I broke some big national stories for example, the tale of a petite woman kicked off a Southwest Airlines plane so an overweight passenger could have two seats, and the ham-handed visit to a local carwash by IRS agents intent on capturing a few pennies of supposedly unpaid taxes.
I delivered lots of scoops on new businesses headed our way: mermaid bars, sports equipment emporiums and national grocery chains, among many others.
I wrote about big building sales, emerging companies getting funding and chrome statues of animals turning up at retail centers throughout the region.

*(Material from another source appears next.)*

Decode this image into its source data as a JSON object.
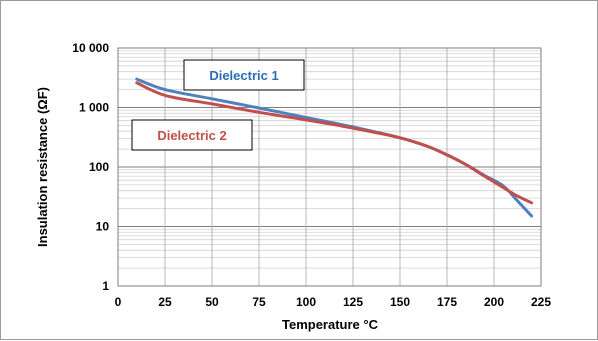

I told readers about a Kings player's entourage being booted from Arden Fair mall and Russ Solomon's comeback in the local music business.

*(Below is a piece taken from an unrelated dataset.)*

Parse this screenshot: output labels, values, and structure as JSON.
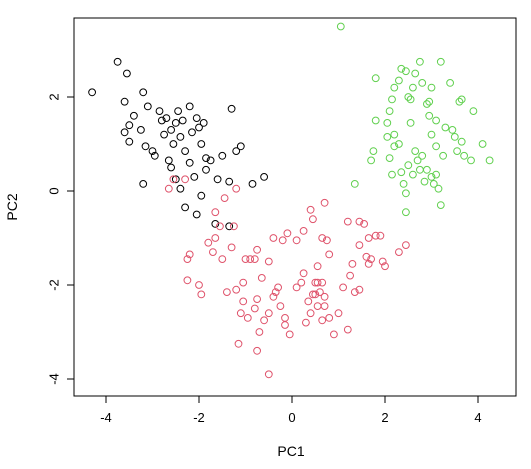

I even tried my hand at fortunetelling, writing an annual column that attempted to forecast the major events in business for the coming year. The five-year report card for that: Hits and misses in about equal numbers.
All in all, it's been a great run. And over the past few weeks, as word of my retirement plans has circulated, I've heard from hundreds of people who feel the column kept them informed and amused.
I can't tell you how gratifying that is.
But I also have to say this: The column was successful only because so many people business leaders, real estate brokers, lawyers, public employees and lots of others called in regularly with the latest news or gossip from their workplaces, neighborhoods and shopping hangouts.
To all those tipsters and you know who you are just let me say: Thank you very, very much.
I can only hope that my successor, new business columnist Cathie Anderson, is the beneficiary of such generous support.
So what's next for me?
I'm planning to keep on writing but on my own schedule, without three deadlines a week. After all these years of boiling complicated stories down to easily digestible "tidbits," I'm looking forward to doing longer-form journalism again magazine stories and maybe a book.
Beyond that, I'm planning to have as much fun as is humanly possible. My wife, Cynthia, and I are off to the Caribbean in May for a second honeymoon, 30 years after the first. When we return, we'll start training for a 200-mile bike ride from Seattle to Portland.
I have plans to pursue long- deferred interests: home improvement, piano, cooking.
And, of course, I'm going to be playing lots of hoops with friends and maybe some senior softball, all the while imagining that I'm Al Attles delivering a perfect pass or Willie Mays making a basket catch.
Some childhood dreams just never die.